After shooting the two women, the suspect allegedly fled the scene and went to his house, where he was arrested by police. The H-E-B manager witnessed the shooting and identified him as the suspect.

== Victims ==
Two of the cheerleaders were wounded in the shooting. Heather Roth was grazed by a bullet, but Payton Washington was shot three times, twice in the leg and once in the right side of her back, causing severe damage to her pancreas and diaphragm. As a result of her injuries, Washington had to have her spleen and part of her pancreas removed. Washington spent a week in the hospital and underwent several months of rehabilitation.

==Accused==
The suspect was identified as 25-year-old Pedro Tello Rodriguez Jr., an Elgin resident at the time of the shooting. Rodriguez was arrested in connection with the shooting later the same day after the supermarket manager identified him and surveillance footage connected him to the incident. He was held on a $500,000 bond.
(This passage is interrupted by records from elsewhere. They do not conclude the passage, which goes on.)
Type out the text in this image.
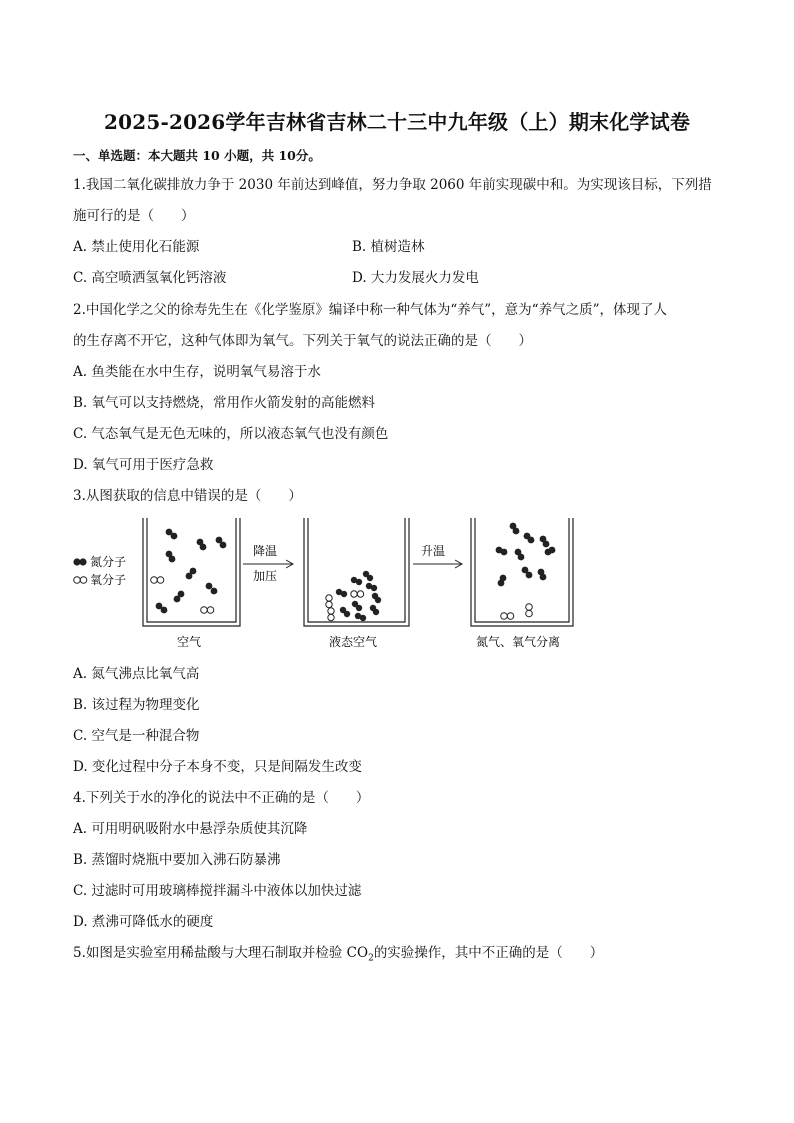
2025-2026学年吉林省吉林二十三中九年级（上）期末化学试卷
一、单选题：本大题共 10 小题，共 10分。
1.我国二氧化碳排放力争于 2030 年前达到峰值，努力争取 2060 年前实现碳中和。为实现该目标，下列措
施可行的是（　　）
A. 禁止使用化石能源	B. 植树造林
C. 高空喷洒氢氧化钙溶液	D. 大力发展火力发电
2.中国化学之父的徐寿先生在《化学鉴原》编译中称一种气体为“养气”，意为“养气之质”，体现了人
的生存离不开它，这种气体即为氧气。下列关于氧气的说法正确的是（　　）
A. 鱼类能在水中生存，说明氧气易溶于水
B. 氧气可以支持燃烧，常用作火箭发射的高能燃料
C. 气态氧气是无色无味的，所以液态氧气也没有颜色
D. 氧气可用于医疗急救
3.从图获取的信息中错误的是（　　）
氮分子
氧分子
空气
降温
加压
液态空气
升温
氮气、氧气分离
A. 氮气沸点比氧气高
B. 该过程为物理变化
C. 空气是一种混合物
D. 变化过程中分子本身不变，只是间隔发生改变
4.下列关于水的净化的说法中不正确的是（　　）
A. 可用明矾吸附水中悬浮杂质使其沉降
B. 蒸馏时烧瓶中要加入沸石防暴沸
C. 过滤时可用玻璃棒搅拌漏斗中液体以加快过滤
D. 煮沸可降低水的硬度
5.如图是实验室用稀盐酸与大理石制取并检验 $CO_2$的实验操作，其中不正确的是（　　）
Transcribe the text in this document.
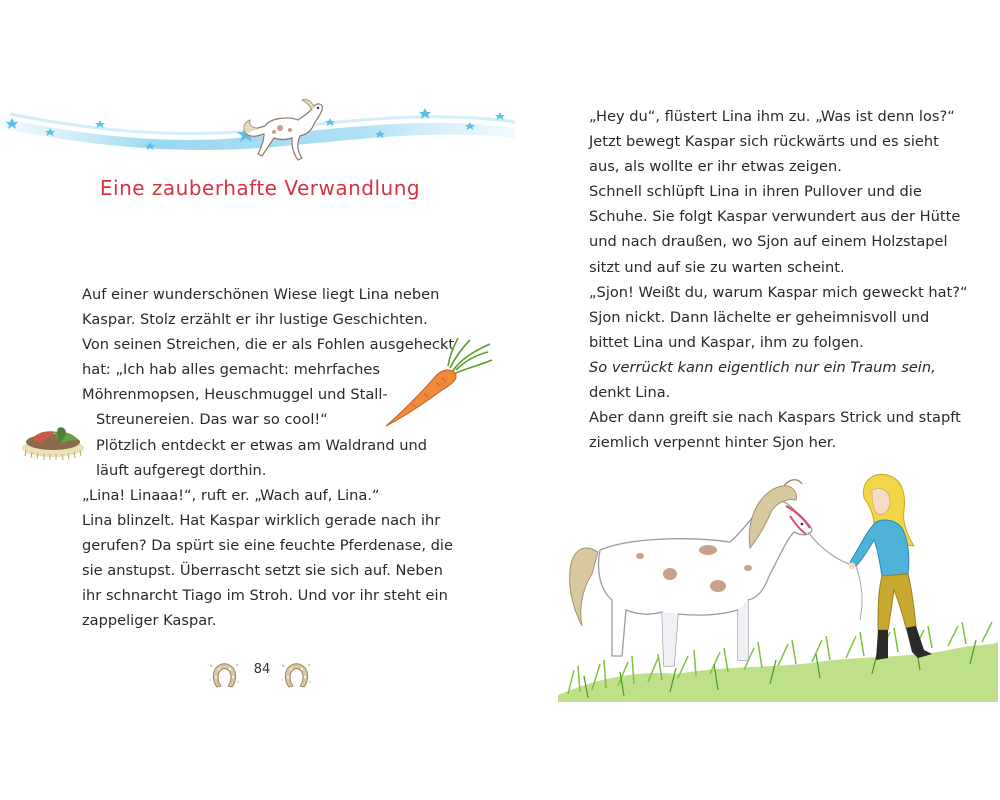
Eine zauberhafte Verwandlung
Auf einer wunderschönen Wiese liegt Lina neben
Kaspar. Stolz erzählt er ihr lustige Geschichten.
Von seinen Streichen, die er als Fohlen ausgeheckt
hat: „Ich hab alles gemacht: mehrfaches
Möhrenmopsen, Heuschmuggel und Stall-
Streunereien. Das war so cool!“
Plötzlich entdeckt er etwas am Waldrand und
läuft aufgeregt dorthin.
„Lina! Linaaa!“, ruft er. „Wach auf, Lina.“
Lina blinzelt. Hat Kaspar wirklich gerade nach ihr
gerufen? Da spürt sie eine feuchte Pferdenase, die
sie anstupst. Überrascht setzt sie sich auf. Neben
ihr schnarcht Tiago im Stroh. Und vor ihr steht ein
zappeliger Kaspar.
84
„Hey du“, flüstert Lina ihm zu. „Was ist denn los?“
Jetzt bewegt Kaspar sich rückwärts und es sieht
aus, als wollte er ihr etwas zeigen.
Schnell schlüpft Lina in ihren Pullover und die
Schuhe. Sie folgt Kaspar verwundert aus der Hütte
und nach draußen, wo Sjon auf einem Holzstapel
sitzt und auf sie zu warten scheint.
„Sjon! Weißt du, warum Kaspar mich geweckt hat?“
Sjon nickt. Dann lächelte er geheimnisvoll und
bittet Lina und Kaspar, ihm zu folgen.
So verrückt kann eigentlich nur ein Traum sein,
denkt Lina.
Aber dann greift sie nach Kaspars Strick und stapft
ziemlich verpennt hinter Sjon her.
In August 2024, he was charged with two felony counts, including deadly conduct discharging a firearm and aggravated assault with a deadly weapon. At his first hearing on November 6, 2024, his attorney stated: "Pedro was understandably startled by the sudden intrusion by Ms. Washington. Pedro believed he was about to be robbed. Pedro had been robbed at gunpoint previously. Pedro continues to wish Ms. Washington a full recovery."

== Aftermath ==
In the wake of her shooting, after being thrust into the national spotlight due to similar high-profile shooting incidents in Missouri and New York, Washington initially tried to stay out of the spotlight. Washington was invited twice to Washington D.C. by the White House Office of Gun Violence Prevention, which was established five months after she was shot. It was there that Washington met other gun violence survivors and found solace in sharing her experience with them. Washington expressed dissatisfaction with the current state of gun culture in the United States, stating, "At my age, people are just walking around with [guns] like it's an accessory" and "Something needs to change with that, because the longer that goes, the worse it's going to get, and the more people my age are going to die".
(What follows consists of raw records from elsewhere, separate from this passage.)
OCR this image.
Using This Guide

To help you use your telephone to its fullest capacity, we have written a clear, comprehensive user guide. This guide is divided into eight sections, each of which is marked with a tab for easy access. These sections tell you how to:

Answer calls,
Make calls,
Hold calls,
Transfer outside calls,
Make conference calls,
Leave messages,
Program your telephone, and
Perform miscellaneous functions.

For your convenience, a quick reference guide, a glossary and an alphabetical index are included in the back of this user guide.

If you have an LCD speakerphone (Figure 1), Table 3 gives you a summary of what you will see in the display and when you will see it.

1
On September 26, 2024, she attended an executive order signing ceremony at the White House. The executive order, signed by president Joe Biden, was aimed at combating threats from the firearm black market and improving active shooter drills at schools.

=== Athletics ===
In April 2024, Washington helped the Baylor Bears win its ninth consecutive cheerleading national title. She was named a National Collegiate Acrobatics & Tumbling Association (NCATA) All-American and Division I Freshman of the Year. The following year, Washington won the NCATA Division I Athlete of the Year award and was named to the All-American team for a second consecutive time.

== Reactions ==
Connecticut senator Chris Murphy, a Democrat, said while speaking on the Senate floor that the nation was "becoming a heavily armed nation so fearful and angry and hair-trigger anxious that gun murders are now just the way in which we work out our frustrations" and described the nation as a "dystopia". Murphy said in reference to the shootings that "Cheerleaders don’t need to be shot when they walk into the wrong car. Teenagers don’t need to be murdered because their music is too loud. Kids shouldn’t fear for their life when they go to school, or when they pick up their siblings from a house in the neighborhood" and added that the country could "do better".
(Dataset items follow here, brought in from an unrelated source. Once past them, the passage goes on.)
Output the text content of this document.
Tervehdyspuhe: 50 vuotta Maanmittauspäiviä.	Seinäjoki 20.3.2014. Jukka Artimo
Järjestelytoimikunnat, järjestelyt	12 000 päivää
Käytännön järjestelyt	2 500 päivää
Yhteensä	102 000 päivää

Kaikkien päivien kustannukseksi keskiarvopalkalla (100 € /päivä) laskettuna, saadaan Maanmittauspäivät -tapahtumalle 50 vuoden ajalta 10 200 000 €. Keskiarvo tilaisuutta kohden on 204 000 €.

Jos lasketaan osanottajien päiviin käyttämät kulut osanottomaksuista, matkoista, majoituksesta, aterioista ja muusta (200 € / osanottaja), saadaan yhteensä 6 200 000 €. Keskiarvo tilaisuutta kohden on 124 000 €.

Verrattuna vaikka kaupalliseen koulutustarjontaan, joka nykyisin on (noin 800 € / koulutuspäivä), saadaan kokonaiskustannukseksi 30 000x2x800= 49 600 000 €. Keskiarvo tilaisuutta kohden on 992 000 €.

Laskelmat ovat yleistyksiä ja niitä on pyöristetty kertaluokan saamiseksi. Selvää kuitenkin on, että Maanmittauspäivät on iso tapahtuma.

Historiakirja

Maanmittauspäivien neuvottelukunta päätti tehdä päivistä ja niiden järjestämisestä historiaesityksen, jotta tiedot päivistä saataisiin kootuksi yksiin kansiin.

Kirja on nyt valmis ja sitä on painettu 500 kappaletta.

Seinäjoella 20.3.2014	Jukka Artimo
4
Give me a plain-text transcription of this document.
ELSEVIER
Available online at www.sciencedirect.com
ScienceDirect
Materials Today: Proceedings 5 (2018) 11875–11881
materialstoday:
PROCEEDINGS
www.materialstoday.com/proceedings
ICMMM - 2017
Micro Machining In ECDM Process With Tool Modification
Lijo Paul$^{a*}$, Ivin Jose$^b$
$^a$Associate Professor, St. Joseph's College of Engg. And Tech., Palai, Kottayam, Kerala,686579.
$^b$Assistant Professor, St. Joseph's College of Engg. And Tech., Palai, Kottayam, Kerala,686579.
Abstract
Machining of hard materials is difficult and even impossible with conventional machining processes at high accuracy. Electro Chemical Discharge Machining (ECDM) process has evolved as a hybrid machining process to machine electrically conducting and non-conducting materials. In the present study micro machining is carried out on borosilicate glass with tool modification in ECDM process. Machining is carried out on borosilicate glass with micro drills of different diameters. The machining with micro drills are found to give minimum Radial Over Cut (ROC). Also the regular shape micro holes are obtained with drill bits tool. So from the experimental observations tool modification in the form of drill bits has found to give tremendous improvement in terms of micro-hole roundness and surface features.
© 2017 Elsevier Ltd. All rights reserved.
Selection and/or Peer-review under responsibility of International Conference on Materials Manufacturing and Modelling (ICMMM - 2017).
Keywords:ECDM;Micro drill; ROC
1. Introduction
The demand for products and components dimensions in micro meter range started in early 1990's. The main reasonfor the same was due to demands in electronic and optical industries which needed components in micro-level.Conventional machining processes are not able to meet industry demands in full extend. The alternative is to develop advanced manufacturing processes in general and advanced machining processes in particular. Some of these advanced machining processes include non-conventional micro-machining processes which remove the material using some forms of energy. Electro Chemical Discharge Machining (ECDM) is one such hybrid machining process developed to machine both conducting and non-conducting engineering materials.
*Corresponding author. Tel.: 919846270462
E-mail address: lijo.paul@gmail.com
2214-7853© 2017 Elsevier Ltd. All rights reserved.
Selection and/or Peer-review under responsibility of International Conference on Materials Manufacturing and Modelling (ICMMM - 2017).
The president of Everytown for Gun Safety, a gun control advocacy organization, John Feinblatt, commented after the shootings of Washington, Yarl, and Gillis that "the truth is that we are living in a nation that is increasingly shooting first and asking questions later" and that he believed people were fed up with it. A spokesman for the Second Amendment Foundation, a gun rights organization, said that he was "alarmed" by the shootings and stated that while people have a right to self-defense "there has to be a definable threat to your safety".